Jacobo Bergareche, autor de 'Los días perfectos', un genio de pluma delirante
El escritor triunfa con un libro en el que, inspirado en las cartas de William Faulkner a su amante, traza la curva ascendente del amor y descendiente del tedio
Es un fenómeno en ascenso, un escritor en boca de todos, un pródigo intelectual posmoderno alejado de etiquetas con un titular siempre colgando de los labios. Jacobo Bergareche arrasa. Lo hacen su figura y también su última novela, Los días perfectos (Libros del Asteroide). Aforo completo en el Cooltural Plan que nos permitió desvirtualizar al genio español, autor de uno de los libros del año.
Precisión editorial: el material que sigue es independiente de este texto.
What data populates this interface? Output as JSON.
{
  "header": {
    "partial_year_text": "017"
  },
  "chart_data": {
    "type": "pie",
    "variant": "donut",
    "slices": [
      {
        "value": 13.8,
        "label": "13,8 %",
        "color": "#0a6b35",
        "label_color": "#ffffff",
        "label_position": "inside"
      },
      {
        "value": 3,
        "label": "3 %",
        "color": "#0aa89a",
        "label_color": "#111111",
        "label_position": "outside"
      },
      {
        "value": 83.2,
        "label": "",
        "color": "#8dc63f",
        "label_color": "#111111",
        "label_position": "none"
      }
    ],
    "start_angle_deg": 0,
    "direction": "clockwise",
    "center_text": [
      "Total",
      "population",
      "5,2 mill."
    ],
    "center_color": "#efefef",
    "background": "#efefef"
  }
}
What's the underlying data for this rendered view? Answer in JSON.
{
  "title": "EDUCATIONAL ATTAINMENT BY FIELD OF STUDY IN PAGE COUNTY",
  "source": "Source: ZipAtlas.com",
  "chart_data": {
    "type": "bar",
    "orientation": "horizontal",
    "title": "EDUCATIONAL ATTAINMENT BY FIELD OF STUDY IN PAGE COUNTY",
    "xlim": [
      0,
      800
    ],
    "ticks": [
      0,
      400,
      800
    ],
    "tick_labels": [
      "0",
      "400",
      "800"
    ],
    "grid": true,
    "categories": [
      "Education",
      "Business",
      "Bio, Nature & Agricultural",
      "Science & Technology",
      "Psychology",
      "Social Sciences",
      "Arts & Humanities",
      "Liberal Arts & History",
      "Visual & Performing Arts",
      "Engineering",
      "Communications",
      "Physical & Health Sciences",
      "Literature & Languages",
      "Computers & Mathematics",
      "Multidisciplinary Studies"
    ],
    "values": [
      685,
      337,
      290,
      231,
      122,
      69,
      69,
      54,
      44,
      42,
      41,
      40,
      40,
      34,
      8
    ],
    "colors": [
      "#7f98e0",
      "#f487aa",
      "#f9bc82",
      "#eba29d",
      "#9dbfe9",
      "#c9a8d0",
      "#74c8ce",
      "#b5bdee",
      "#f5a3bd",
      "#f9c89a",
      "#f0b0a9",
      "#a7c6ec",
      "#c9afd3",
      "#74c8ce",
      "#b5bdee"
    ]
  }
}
Y sí, su delirante ingenio está a la altura de su prosa.
Ya había escrito Playas y Estaciones de Regreso, pero su última obra ha traído a la conversación ese gran tema de la literatura, el amor, pero incluyendo también su reverso, el tedio. Todo empezó en Austin (Texas), en el Harry Ransom Center, un fabuloso archivo literario que es como la biblioteca de Alejandría del siglo XX. Allí, Jacobo Bergareche descubrió las cartas que William Faulkner escribió a su amante, Meta Carpenter, a lo largo de una relación de 30 años. Con ese punto de partida, Jacobo traza la curva del amor, desde la ascendente de pasión y fuego –en la que todo es imaginación y fantasía– pasando por la parte más mecánica hasta llegar al silencio, la indiferencia y luego la construcción del recuerdo y la melancolía.
Están sus escritos salpicados de la delirante huida hacia delante de Kerouac, pero hay en ellos un humor enajenado y frenético. Y es que dice Bergareche que «el humor es la cortesía del que escribe con honestidad sobre lo amargo». Por eso a él le gusta establecer un reflejo, poner «un espejo en el que vernos reflejados», pero suavizarlo con el humor: «Si hurgas en las heridas de la gente debes tener esa cortesía».
Para orientar su vida, quiso seguir el ejemplo del hermano de un amigo de su madre, Alfonso Gortázar. «Un pintor de Bilbao que tenía el pelo largo y 20.000 vinilos en su casa, al que le gustaba Led Zeppelin y hacía lo que le daba la gana. Llegaba a mi casa y no sabía cuándo se iba a ir ni cuándo volvía ni cuándo se iba a acostar... y hacía unos cuadros rarísimos. Yo pensaba que tenía el superpoder de hacer lo que le daba la gana y quería ser él», confiesa Bergareche a la vez que descubre que puede haber llegado ahí, extravagancias y locuras incluidas.
En su momento para convencer a su mujer de que se mudaran a vivir a Austin, la llevó al Harry Ransom Center, donde vieron el manuscrito de El principio, de El hombre que fue jueves de Chesterton, cartas de Jean Cocteau, la copia original de Las flores del mal de Baudelaire... «Son cosas increíbles que tener en tus manos para cualquiera a quien le guste la literatura». Y allí se fueron, porque a pesar de la historia en curva descendente que traza en su novela, a él el amor le funciona, siempre y cuando negocie «el tedio» (uno de sus grandes temas) y acepte la cuota que le corresponde. En su opinión, «tras una infidelidad no es tanto el deseo sexual lo que hay, sino el deseo de asomarse a una vida que pudo haber sido. Como decir: 'Lo que soy ahora es lo que voy a ser ya para siempre', y sentir vértigo. Llega un momento en que uno se ha definido y muchas puertas se han cerrado. Eso puede ser aterrador».
Aunque Bergareche se define «voluble como un día cantábrico», a veces tiene «un día logrado»: «Es un día en el que todo encaja y tiene sentido y tienes una especie de epifanía sobre la plenitud de tu existencia. Una plenitud que no tiene que ver tanto con la felicidad sino con darte cuenta de que todo vale la pena». De hecho, su mujer no ha leído Los días perfectos porque en su vida en pareja no entra su vida como creativos. «Se leyó hasta la anécdota del humidificador [no hay spoilers en este artículo], que nos generó una discusión... Con el anterior libro me dejó de hablar 15 días. La decisión es que estamos divorciados como artistas».